Atomic Scale Mechanisms of Multimode Oxide Growth on Nickel-Chromium Alloy: Direct In Situ Observation of the Initial Oxide Nucleation and Growth

The initial growth mode of oxide on alloy plays a decisive role in the development of protective oxide scales on metals and alloys, which is critical for their functionality for high temperature applications. However, the atomistic mechanisms dictating that the oxide growth remain elusive due to the lack of direct in situ observation of the initial oxide nucleation and growth at atomic-scale. Herein, we employed environmental transmission electron microscopy and the first-principles calculations to elucidate the initial atomic process of nickel-chromium (Ni- Cr) alloy oxidation. We directly revealed three different oxide growth modes of initial NiO islands on Ni-Cr alloy upon oxidation by O-2, which result in distinct crystallography and morphology. The multimode oxide growth leads to irregular-shaped oxides, which is shown to be sensitive to the local mass transport. This localization of oxide growth mode is also demonstrated by the identified vigorous competence in oxide growth and thus shown to be kinetically controlled.
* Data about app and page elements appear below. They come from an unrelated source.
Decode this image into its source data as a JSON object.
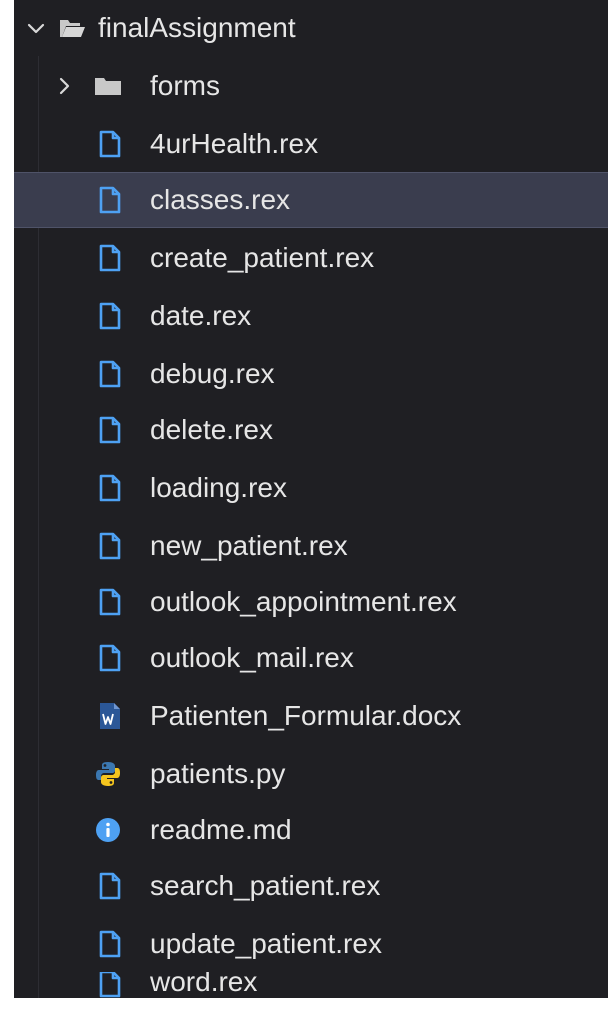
{
  "root": {
    "label": "finalAssignment",
    "icon": "folder-open-icon",
    "expanded": true
  },
  "folders": [
    {
      "label": "forms",
      "icon": "folder-icon",
      "expanded": false
    }
  ],
  "files": [
    {
      "label": "4urHealth.rex",
      "icon": "file-icon"
    },
    {
      "label": "classes.rex",
      "icon": "file-icon",
      "selected": true
    },
    {
      "label": "create_patient.rex",
      "icon": "file-icon"
    },
    {
      "label": "date.rex",
      "icon": "file-icon"
    },
    {
      "label": "debug.rex",
      "icon": "file-icon"
    },
    {
      "label": "delete.rex",
      "icon": "file-icon"
    },
    {
      "label": "loading.rex",
      "icon": "file-icon"
    },
    {
      "label": "new_patient.rex",
      "icon": "file-icon"
    },
    {
      "label": "outlook_appointment.rex",
      "icon": "file-icon"
    },
    {
      "label": "outlook_mail.rex",
      "icon": "file-icon"
    },
    {
      "label": "Patienten_Formular.docx",
      "icon": "word-doc-icon"
    },
    {
      "label": "patients.py",
      "icon": "python-icon"
    },
    {
      "label": "readme.md",
      "icon": "info-icon"
    },
    {
      "label": "search_patient.rex",
      "icon": "file-icon"
    },
    {
      "label": "update_patient.rex",
      "icon": "file-icon"
    },
    {
      "label": "word.rex",
      "icon": "file-icon"
    }
  ],
  "colors": {
    "background": "#1f1f23",
    "selected_row": "#3a3d4e",
    "file_icon": "#4ea1f3",
    "text": "#e6e6e6",
    "python_blue": "#3b77b0",
    "python_yellow": "#f5c51e",
    "word_blue": "#2b5797"
  }
}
The concept exemplified here provides insights into the oxide formation and has significant implications in other material and chemical processes involving oxygen gas, such as corrosion, heterogeneous catalysis, and ionic conduction.

Automated summary

The initial growth mode of oxide on alloy is crucial for the development of protective oxide scales on metals and alloys, but the specific atomistic mechanisms governing this growth remain unclear. By using environmental transmission electron microscopy and first-principles calculations, researchers have elucidated three different oxide growth modes of initial NiO islands on Ni-Cr alloy upon oxidation by O-2, showing that oxide growth is sensitive to local mass transport and kinetically controlled. This concept provides insights into oxide formation and has significant implications in material and chemical processes involving oxygen gas.